Fractional order networked control systems and random delay dynamics: A hardware-in-the-loop simulation study

Abstract

In networked control systems (NCS), the spiky nature of the random delays makes us wonder about the benefits we can expect if the “spikiness”, or what we call “delay dynamics” are considered in the NCS controller design. It turns out that the “spikiness” of the network induced random delays can be better characterized by the so-called α-stable processes, or processes with fractional lower-order statistics (FLOS) which are linked to fractional calculus. Using a real world networked control system platform called the CSOIS Smart Wheel, the effect of modeling the network delay dynamics using non-Gaussian distributions, and compensating for such a delay in closed-loop systems using a FO-PI (fractional order proportional and integral) controller has been experimentally studied. The cases studied include the case when the delay compensated is exactly the same as the actual delay.
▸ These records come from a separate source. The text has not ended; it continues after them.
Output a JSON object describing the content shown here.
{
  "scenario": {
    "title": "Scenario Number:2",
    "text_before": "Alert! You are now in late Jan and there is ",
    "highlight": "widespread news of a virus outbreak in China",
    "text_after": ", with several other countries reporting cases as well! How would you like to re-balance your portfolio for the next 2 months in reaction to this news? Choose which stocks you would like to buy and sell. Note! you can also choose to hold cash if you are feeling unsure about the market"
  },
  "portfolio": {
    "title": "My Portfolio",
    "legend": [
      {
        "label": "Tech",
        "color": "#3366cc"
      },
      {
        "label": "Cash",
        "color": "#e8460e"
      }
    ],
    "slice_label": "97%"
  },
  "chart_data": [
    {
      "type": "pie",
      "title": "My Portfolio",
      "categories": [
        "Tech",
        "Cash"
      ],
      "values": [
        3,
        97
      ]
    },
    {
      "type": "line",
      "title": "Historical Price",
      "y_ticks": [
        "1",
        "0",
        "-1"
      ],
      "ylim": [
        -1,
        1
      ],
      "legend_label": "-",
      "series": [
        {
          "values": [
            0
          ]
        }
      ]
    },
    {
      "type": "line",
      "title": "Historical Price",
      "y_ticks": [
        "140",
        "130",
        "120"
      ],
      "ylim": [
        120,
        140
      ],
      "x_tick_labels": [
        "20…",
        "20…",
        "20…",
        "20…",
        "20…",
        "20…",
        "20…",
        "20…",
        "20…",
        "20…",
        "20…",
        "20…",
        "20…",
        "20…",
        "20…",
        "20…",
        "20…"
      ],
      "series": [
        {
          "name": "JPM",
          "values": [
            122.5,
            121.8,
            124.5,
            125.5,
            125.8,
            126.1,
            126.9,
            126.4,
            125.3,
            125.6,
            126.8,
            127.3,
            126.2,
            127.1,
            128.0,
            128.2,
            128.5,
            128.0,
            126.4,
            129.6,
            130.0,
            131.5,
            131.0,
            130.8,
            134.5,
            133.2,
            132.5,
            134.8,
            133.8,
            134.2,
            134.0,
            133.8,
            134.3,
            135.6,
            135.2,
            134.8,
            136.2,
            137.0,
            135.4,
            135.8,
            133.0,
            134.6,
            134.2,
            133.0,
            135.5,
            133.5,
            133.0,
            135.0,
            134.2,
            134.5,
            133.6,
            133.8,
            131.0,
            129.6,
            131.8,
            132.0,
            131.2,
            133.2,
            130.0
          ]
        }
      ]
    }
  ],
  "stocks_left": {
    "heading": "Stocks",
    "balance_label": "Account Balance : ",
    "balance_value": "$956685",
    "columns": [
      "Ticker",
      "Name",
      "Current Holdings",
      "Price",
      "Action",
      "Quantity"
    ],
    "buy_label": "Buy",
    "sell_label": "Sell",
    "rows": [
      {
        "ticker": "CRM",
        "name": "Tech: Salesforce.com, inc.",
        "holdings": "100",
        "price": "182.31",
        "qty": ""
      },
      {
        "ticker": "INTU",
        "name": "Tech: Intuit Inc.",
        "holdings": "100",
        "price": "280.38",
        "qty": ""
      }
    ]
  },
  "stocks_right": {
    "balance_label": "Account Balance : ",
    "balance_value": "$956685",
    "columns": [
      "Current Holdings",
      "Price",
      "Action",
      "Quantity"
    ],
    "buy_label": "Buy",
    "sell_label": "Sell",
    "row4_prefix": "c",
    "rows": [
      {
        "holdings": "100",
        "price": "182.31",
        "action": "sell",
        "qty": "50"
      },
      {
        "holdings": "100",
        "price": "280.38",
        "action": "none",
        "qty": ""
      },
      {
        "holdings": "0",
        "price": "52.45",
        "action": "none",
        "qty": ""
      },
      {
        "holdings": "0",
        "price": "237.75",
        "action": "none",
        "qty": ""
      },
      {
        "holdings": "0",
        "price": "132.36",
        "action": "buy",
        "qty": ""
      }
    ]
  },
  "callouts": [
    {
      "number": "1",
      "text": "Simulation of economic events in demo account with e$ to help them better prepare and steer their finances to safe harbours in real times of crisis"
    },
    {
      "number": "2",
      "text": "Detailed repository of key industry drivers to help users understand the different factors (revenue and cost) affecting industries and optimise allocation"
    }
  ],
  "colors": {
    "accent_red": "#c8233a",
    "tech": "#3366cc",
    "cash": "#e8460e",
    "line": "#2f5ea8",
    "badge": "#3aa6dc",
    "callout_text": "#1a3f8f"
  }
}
Other scenarios are the ones when the nature of the estimated delay is similar to the actual delay, but the magnitude is slightly smaller. The effect of phase shifting between the estimated and the original delay is also considered. Finally the order of the fractional order proportional integral controller which gives least ITAE, ISE for a particular distribution of the delay is presented. The conclusion is strikingly stimulating: in NCS, when the random delay is spiky, we should consider to model the delay dynamics using a-stable distributions and using fractional order controller whose best fractional order has shown to be related to the FLOS parameter a as evidenced by our extensive experimental results on a real NCS platform.